So let’s read it one more time.  Please be aware… that in the unlikely event of an emergency evacuation, such an order would NEVER originate from your personal cell phone.

This statement is consistent with current emergency evacuation protocol.  I have several other variations, but I believe this one sums it up as succinctly as possible in a relatively plain and straightforward fashion.  I believe it would be counterproductive to offer excessive justification or use more aggressive terminology including buzzwords like “bomb, panic, stampede,” etc.

I tried to pattern the statement after a familiar, automated airport security warning.

“Passengers… do not leave your belongings unattended.  Luggage or bags left unattended will be seized by airport security.”

Both are highly suggestive recommendations designed to create situational awareness.  It’s important to note that the recently adopted airport security warnings have evolved into “routine policy.”  You might not regularly hear this warning, but society has witnessed the gradual extension and application of this policy into other realms (schools, trains, courthouses, shopping malls, etc.).

My objective is to spread awareness with regard to the artificially generated stampede.  This same degree of situational awareness would obviously apply to arenas, auto-racing facilities, political conventions, county fairs… any location with large, confined crowds.

Other than the obvious “what if you put an idea in someone’s head” argument, there are two foreseeable downsides to using this message.

A.  It’s an open, honest admission that a situation could arise in which the host venue does not have complete control of the evacuation process.  The implication is subtle, but could have legal ramifications in the aftermath of a tragedy.  People might argue that the warning wasn’t sufficient or “strong enough.”

B.  It disqualifies the federal government from claiming the authority to launch evacuations of large venues via cellular platforms.  At some point in the future, especially in the aftermath of a dominipede, it’s highly likely the U.S. government would wish to demonstrate greater control over the ability of citizens to congregate in large gatherings.
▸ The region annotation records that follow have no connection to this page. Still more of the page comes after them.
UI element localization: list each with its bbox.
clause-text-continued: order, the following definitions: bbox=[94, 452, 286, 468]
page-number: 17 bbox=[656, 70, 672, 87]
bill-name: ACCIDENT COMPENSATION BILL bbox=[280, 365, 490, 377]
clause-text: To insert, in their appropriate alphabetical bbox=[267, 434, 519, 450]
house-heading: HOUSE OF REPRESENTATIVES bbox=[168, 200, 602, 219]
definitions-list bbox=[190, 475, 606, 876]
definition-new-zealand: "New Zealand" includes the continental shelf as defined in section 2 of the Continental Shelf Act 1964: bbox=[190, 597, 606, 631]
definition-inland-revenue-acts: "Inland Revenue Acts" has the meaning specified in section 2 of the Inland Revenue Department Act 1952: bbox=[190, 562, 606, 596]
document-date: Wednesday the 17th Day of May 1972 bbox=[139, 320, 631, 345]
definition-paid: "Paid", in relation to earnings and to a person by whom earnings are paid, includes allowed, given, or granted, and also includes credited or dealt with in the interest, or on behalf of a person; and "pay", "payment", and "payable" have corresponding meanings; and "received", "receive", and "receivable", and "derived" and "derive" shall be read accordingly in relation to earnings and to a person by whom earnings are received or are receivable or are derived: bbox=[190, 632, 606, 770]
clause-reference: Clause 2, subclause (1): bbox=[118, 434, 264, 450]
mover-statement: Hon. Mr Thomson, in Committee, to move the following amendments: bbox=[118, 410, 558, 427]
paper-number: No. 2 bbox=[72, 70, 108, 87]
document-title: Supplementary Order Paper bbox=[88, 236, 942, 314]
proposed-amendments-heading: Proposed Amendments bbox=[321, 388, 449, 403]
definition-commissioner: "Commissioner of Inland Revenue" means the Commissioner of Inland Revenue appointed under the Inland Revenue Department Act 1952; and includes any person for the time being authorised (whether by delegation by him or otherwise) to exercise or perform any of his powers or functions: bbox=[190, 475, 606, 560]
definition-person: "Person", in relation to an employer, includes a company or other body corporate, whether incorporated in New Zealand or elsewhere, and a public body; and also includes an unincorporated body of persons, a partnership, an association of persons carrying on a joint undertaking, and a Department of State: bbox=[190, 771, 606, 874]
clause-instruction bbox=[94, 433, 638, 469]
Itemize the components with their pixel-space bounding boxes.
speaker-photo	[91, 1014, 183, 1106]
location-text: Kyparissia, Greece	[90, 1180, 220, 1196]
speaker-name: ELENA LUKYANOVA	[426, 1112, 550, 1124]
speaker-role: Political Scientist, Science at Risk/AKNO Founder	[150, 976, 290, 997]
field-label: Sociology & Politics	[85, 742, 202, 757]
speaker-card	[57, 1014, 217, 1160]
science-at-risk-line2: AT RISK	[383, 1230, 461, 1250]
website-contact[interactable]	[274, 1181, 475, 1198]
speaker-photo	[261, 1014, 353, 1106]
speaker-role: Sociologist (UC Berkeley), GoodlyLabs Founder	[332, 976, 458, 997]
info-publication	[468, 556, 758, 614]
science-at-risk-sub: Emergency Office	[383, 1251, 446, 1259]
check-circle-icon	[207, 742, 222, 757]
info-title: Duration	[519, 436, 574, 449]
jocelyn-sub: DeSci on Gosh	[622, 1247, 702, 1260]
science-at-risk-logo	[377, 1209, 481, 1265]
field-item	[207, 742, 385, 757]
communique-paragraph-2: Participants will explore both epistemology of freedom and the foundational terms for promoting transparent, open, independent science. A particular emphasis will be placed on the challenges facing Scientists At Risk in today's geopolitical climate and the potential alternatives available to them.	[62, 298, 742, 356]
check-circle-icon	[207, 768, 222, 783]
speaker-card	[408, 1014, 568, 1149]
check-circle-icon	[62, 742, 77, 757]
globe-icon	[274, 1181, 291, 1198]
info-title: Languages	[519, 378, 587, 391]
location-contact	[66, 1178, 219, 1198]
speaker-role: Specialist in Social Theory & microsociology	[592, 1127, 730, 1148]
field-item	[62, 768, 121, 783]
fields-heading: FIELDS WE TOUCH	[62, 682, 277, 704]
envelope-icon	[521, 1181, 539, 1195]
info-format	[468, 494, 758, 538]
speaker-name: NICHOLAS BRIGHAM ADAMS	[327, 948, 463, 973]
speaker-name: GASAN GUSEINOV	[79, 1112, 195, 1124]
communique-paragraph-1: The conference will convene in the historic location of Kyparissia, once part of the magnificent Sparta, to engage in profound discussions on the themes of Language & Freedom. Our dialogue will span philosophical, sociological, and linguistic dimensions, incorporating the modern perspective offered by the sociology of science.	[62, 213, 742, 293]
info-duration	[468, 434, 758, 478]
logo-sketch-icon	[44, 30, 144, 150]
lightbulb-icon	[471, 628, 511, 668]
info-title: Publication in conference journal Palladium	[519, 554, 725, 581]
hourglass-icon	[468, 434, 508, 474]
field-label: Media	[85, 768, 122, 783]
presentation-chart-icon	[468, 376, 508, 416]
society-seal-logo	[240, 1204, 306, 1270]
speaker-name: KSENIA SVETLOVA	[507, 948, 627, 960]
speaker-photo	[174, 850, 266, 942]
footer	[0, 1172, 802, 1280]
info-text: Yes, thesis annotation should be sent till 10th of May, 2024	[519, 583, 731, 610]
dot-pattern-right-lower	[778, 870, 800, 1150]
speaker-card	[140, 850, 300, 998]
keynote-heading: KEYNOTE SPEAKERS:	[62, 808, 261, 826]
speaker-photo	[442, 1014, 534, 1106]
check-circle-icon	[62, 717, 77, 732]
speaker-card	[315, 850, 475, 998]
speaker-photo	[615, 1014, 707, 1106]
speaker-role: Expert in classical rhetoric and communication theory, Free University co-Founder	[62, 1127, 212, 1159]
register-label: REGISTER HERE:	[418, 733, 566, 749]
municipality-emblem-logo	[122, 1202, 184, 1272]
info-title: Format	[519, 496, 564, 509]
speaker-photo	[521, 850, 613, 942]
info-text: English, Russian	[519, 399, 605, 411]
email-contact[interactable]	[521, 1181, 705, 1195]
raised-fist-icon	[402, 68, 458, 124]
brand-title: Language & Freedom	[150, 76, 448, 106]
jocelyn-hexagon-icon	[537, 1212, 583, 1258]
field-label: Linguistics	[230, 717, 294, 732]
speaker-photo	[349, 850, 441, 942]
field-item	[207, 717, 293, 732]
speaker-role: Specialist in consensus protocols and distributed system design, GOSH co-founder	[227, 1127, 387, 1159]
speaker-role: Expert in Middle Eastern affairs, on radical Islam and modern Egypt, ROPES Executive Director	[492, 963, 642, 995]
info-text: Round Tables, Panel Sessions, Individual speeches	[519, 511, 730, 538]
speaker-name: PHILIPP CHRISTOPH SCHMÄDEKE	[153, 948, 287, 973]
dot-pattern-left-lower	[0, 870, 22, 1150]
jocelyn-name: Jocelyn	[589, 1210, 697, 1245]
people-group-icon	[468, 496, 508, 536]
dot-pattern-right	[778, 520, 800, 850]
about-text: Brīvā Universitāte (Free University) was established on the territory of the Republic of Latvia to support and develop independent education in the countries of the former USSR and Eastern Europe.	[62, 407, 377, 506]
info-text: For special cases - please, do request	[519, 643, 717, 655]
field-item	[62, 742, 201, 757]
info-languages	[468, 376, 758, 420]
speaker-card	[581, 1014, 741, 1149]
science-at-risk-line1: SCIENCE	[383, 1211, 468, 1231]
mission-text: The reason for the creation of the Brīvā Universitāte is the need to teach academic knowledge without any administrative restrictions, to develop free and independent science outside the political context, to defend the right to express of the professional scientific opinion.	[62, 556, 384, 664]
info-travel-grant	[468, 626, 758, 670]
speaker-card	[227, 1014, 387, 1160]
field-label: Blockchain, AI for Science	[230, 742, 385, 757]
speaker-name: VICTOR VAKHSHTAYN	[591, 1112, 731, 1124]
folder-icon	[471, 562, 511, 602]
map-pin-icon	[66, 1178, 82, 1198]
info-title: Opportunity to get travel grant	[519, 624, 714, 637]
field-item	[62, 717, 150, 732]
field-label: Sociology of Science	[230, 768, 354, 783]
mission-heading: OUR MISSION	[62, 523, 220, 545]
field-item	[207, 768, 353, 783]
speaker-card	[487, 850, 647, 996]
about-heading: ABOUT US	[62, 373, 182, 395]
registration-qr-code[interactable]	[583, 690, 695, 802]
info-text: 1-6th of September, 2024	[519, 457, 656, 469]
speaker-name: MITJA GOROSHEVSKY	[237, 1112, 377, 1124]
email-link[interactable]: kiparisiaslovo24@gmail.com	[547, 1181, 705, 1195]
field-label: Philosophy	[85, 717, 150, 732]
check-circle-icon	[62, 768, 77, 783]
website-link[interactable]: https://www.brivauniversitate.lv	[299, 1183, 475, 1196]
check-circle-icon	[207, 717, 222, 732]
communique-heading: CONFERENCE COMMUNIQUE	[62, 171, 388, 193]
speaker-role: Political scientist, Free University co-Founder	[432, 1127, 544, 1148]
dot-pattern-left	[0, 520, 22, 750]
I’d even be willing to concede the following… that there could come a future point in time where legitimate evacuation orders are exclusively delivered via cellular directives.  But as a society, are we there yet?  Is that where the current societal expectation lies?  Absolutely not.  It’s not even a close call.

I think it all comes down to a simple question.  Does providing this one sentence for public consumption do more harm than good?  Is it reasonable?  With regard to the artificially generated stampede, I believe there’s a certain “discernible inevitability” of it being attempted (whether successful or unsuccessful).  Therefore, I believe the warning message is a wise and necessary measure.